‘Women and men have to fight patriarchy together’
Talking to men and women has given me the perspective that feminism is about tolerance of other views of feminism, says journalist Shaili Chopra, who has jointly written Feminist Rani — India’s Most Powerful Voices on Gender Equality with Meghna Pant. Chopra shares her views on the subject
Right in the maelstrom that is the #MeToo movement in India, comes along a book that offers a sane discourse on feminism. Shaili Chopra and Meghna Pant’s Feminist Rani includes interviews of women and men, who talk about their social and political circumstances, family members and role models, all of which shaped their views on feminism.
Kalki Koechlin in her piece says, ‘When I meet a guy I tell myself, ‘No! He is not Prince Charming. He’s not going to solve all my problems.’ I don’t put all my hopes on one man and expect him to fulfil them. That’s a conscious thing I am doing. This way you let yourself grow and let the other person grow. That’s when you start loving each other in a different way, and in a much bigger way. It liberates you from the little things, the finicky things we argue about. Love then becomes about the bigger person you’re trying to be and what you’re trying to do in this world’.
In another piece we learn about journalist Aarefa Johari’s work towards building awareness about the Female Genital Mutilation (FGM) or Female Genital Cutting (FGC) prevalent amongst the Dawoodi Bohra community. In 2015, she co-founded Sahiyo, a non-profit collective, with four other women, who felt passionately about ending khatna. The purpose was to advocate the values of consent, bodily integrity and a woman’s right to her own body and sexuality, using storytelling, community engagement and healthy dialogue.
Feminist Rani, published by Penguin, also has interviews of Ankhi Das, who heads Facebook’s public policy in the region, Sapna Bhavnani, philanthropist and Rohini Shirke, a bee-keeper, besides Tanmay Bhat, Deepa Mallik, Malishka Mendonsa and others.
Chopra, who has founded SheThePeople.TV, talks about the book and how it introduced her to views of feminism, different from hers. More from the journalist...
- You have talked to people across the spectrum for this book. How do you see the growth of feminism in rural areas?
I believe our women in rural India have been feminist forever. They lead the rural workforce from the front and do far more work on the farm than men do, in addition to fulfilling their family commitments.
From my observations, there is a huge push from village women to do something of their own. They are using their phones to get away from their mundane and otherwise challenging life to explore ways to connect and grow and converse outside of their real world. Like the story of Rohini Shirke, there are millions of women who are using Facebook, YouTube and WhatsApp to learn and become independent and resist patriarchy that questions their capability.

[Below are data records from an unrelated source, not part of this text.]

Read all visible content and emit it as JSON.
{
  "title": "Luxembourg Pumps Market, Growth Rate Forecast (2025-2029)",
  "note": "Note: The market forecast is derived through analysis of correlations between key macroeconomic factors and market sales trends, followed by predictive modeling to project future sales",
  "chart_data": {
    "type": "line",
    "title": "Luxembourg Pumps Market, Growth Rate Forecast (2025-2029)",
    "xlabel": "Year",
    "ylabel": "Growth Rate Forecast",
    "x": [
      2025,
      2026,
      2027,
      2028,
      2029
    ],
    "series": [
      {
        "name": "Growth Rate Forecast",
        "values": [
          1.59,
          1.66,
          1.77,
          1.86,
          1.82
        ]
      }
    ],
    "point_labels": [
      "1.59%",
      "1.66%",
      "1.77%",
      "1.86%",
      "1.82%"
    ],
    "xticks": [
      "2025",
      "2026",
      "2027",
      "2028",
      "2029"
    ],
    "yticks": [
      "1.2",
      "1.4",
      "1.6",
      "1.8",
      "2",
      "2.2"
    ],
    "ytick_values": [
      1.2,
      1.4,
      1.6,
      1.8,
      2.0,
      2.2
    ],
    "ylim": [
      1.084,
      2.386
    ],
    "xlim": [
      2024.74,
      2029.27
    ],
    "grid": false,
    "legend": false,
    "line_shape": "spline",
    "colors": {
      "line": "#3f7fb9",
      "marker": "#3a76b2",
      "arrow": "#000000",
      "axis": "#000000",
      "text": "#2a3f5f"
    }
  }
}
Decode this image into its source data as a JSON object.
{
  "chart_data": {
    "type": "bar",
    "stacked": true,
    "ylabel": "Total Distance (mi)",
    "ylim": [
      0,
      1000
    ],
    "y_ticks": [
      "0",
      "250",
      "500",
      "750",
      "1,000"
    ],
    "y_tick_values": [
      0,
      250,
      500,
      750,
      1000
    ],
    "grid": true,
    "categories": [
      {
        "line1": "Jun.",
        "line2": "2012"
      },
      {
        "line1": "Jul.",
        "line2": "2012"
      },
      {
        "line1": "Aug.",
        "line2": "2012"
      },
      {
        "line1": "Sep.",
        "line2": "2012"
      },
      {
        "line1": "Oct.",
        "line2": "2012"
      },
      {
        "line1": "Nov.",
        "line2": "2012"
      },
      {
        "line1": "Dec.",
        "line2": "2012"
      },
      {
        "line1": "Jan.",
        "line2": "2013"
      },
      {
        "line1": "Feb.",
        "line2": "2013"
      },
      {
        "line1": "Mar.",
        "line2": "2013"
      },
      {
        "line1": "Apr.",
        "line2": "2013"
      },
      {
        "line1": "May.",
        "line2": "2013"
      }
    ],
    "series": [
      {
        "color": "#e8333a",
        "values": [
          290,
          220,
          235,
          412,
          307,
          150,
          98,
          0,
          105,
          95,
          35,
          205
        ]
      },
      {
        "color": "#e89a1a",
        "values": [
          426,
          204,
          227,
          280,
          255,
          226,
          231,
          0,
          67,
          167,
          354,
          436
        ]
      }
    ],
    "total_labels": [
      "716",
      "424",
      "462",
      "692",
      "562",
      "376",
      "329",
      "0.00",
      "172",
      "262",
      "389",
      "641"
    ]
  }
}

- Can you explain the co-relation of economy/financial independence and feminism?
Feminism to me is having the choice to make a choice. Financial dependence is a big reason why women are subjugated. They don’t have spending power in their control and that’s a big issue. So indeed feminism pushes for women to have the power to be empowered with financial independence. That said, it’s not a necessary condition that an empowered or financially independent woman alone can be a feminist.
- After talking to the women and men for the book, how has your perspective of feminism changed?
From my younger days, I was always a feminist. So in that sense, the book has exposed my definition to many new definitions of feminism. Talking to men and women has also given me the perspective that feminism is about tolerance of other views of feminism. Writing this book has been an enriching experience of learning and unlearning.
- So far, as it’s mentioned in the book, feminism has been defined by our colonial history. What can Indian brand of feminism be like?
There is no Indian brand of feminism and to me the idea isn’t foreign either. It’s a movement to bring equal rights to women. It’s a fight against patriarchy — both by men and women — seeped in our society and minds for centuries. What’s needed is contemporary conversation and new contexts.
- In the light of the #MeToo movement, how do you now see the views of Tanmay Bhat as reflected in the book? Bhat kept quiet despite knowing about Utsav Chakrabarty’s misdemeanour...
When the book was written and when the conversation with Tanmay Bhat happened, we were not aware of Utsav’s misdemeanour. I believe for those who call themselves feminists, and who talk about it and propagate it, there can be no two lenses to view it. Tanmay Bhat must come out and talk about this as should any other person who believes in feminism. I am quite let down by the comics of this country because I was hoping that comedy would become a great tool to break stereotypes and not propel them.